Für viel Unmut sorgt auch, dass Zeiten für Vor- und Nachbereitung selten wirklich bezahlt werden. Zumal noch regelmäßig Teamsitzungen und Besprechungen dazukommen, plus die ganze Dokumentation. Deshalb brauche es – zusätzlich zu einem Branchentarifvertrag – dringend richtige Qualitätsstandards für die Branche, fordert André Pollmann. Aktuell interessiere sich die Bundesagentur für Arbeit in erster Linie dafür, wie viele Teilnehmerinnen und Teilnehmer sich nach der Maßnahme nicht wieder arbeitslos melden. „Alles andere ist für sie Nebensache.“

In der beruflichen Weiterbildung gehe es auch immer darum, demokratische Werte zu vermitteln, betont Friederike Bamberg. Sie hat sich lange um Jugendliche gekümmert, die teilweise jahrelang nicht zur Schule gegangen sind. „Sie sind komplett aus dem System gefallen“, berichtet die Diplompädagogin. „Mit viel Mühe holen wir sie zurück.

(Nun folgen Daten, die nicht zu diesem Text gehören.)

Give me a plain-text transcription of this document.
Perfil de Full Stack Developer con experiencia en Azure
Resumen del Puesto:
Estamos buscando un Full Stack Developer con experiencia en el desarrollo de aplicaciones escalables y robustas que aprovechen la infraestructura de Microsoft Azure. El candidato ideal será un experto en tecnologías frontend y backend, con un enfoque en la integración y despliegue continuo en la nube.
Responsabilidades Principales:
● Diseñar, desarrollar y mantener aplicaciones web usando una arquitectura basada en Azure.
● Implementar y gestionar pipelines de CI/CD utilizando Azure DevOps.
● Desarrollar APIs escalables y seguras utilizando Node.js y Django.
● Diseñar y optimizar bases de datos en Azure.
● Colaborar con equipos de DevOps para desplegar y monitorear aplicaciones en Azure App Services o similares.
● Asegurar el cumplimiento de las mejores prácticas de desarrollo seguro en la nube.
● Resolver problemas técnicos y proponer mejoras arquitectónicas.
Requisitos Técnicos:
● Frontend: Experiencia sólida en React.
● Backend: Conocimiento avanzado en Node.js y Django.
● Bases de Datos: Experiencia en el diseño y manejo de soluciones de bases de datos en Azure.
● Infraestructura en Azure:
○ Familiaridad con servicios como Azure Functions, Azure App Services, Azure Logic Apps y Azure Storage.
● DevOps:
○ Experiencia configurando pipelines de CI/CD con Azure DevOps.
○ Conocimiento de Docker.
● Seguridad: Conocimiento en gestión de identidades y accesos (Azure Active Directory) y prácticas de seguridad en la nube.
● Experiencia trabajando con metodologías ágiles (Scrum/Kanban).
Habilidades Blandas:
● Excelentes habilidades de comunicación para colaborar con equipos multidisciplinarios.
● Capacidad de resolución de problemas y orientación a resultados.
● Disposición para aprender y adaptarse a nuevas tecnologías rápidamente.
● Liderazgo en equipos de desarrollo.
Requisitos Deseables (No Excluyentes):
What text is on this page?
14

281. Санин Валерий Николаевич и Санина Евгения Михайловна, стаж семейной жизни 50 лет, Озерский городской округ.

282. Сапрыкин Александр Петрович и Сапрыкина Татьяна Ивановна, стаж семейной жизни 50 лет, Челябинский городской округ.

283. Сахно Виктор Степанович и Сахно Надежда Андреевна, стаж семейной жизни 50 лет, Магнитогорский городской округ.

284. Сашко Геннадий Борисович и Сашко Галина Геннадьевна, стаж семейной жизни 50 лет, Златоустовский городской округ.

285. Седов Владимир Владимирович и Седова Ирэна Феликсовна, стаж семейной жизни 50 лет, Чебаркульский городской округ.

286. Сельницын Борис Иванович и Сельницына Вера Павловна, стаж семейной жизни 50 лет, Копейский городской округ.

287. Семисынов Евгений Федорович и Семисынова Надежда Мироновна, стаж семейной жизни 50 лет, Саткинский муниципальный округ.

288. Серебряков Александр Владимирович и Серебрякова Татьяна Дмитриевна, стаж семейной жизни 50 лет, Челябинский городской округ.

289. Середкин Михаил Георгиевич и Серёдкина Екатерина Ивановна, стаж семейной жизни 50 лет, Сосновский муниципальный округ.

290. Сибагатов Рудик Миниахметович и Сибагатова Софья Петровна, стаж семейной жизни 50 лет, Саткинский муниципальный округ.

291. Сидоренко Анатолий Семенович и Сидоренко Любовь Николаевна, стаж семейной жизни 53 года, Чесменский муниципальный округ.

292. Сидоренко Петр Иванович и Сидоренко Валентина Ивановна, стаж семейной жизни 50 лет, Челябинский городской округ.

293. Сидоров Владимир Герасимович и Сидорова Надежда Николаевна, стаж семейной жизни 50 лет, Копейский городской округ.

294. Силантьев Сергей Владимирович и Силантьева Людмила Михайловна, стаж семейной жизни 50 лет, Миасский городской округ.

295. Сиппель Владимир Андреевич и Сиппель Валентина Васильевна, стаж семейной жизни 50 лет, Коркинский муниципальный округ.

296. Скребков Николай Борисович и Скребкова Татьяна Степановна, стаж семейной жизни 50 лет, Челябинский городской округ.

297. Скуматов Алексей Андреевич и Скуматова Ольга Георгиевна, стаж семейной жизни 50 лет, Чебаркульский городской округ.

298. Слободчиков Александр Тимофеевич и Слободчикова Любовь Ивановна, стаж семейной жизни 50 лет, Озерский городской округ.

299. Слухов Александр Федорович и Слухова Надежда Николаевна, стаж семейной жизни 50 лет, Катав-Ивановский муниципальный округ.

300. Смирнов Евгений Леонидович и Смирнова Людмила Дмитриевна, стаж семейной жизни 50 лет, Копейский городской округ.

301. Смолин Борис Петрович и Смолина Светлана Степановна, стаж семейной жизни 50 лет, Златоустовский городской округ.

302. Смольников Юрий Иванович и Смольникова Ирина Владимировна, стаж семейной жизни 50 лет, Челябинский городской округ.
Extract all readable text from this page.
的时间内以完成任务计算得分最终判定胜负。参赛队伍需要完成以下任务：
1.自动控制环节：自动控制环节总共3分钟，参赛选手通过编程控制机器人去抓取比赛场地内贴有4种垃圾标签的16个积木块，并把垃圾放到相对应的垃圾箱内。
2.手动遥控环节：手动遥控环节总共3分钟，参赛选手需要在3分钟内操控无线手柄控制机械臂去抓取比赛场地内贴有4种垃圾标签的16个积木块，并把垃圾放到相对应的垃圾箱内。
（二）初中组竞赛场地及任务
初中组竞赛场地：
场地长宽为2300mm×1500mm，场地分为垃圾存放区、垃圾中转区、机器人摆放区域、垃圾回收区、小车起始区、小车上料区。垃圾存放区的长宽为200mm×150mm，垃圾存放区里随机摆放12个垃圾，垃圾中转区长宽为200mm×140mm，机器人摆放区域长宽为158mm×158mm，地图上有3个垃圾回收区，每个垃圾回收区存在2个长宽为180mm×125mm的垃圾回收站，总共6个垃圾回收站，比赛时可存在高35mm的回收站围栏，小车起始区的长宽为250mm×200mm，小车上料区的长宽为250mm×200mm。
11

Und sorgen dafür, dass sie wieder einen Platz in der Gesellschaft finden.“ In ihrem neuen Projekt unterstützt sie geflüchtete Frauen – mit dem Ziel, sie für den Arbeitsmarkt fit zu machen. Eine Frau unterstützt Friederike Bamberg dabei, dass ­ihre Abschlüsse anerkannt werden, eine andere beim Antrag auf Einbürgerung. Sie hilft, eine Ausbildung zu finden und Bewerbungen zu schreiben, kümmert sich auch um Kitaplätze, Sprachkurse und psychologische Hilfe bei Traumatisierung. „Das schaffe ich alles gar nicht in meiner Arbeitszeit“, sagt sie.

Die Diplompädagogin bedauert, dass der Wert ihrer Arbeit von der Gesellschaft kaum wahrgenommen wird. „Wir sorgen dafür, dass auch die benachteiligsten Menschen eine Chance bekommen“, stellt sie klar. Die Transformation der Gesellschaft führe dazu, dass immer mehr Menschen auf der Strecke blieben. „Unsere Arbeit wird immer wichtiger, der Bedarf steigt rasant.“ Doch diese Menschen hätten keine Lobby.

Bildung nur mit Tarif

Höchste Zeit, etwas zu verändern. Friederike Bamberg ist bei ver.di aktiv, hat in ihrer Organisation Plakate aufgestellt, mit der Botschaft: „Nur mit Tarif geht Bildung weiter!“ Und: „Ein Betrieb, ein Tarifvertrag.“ Außerdem verteilt sie Postkarten an ihre Kolleginnen und Kollegen. Mit eigenen Worten sollen sie darauf schreiben: Warum ist ein Branchentarifvertrag so wichtig? Die Karten werden gesammelt und ans Bundesarbeitsministerium übergeben. Mit der Kampagne macht ver.di dafür Druck, dass ein Tariftreugesetz noch in dieser Legislaturperiode ­verabschiedet wird.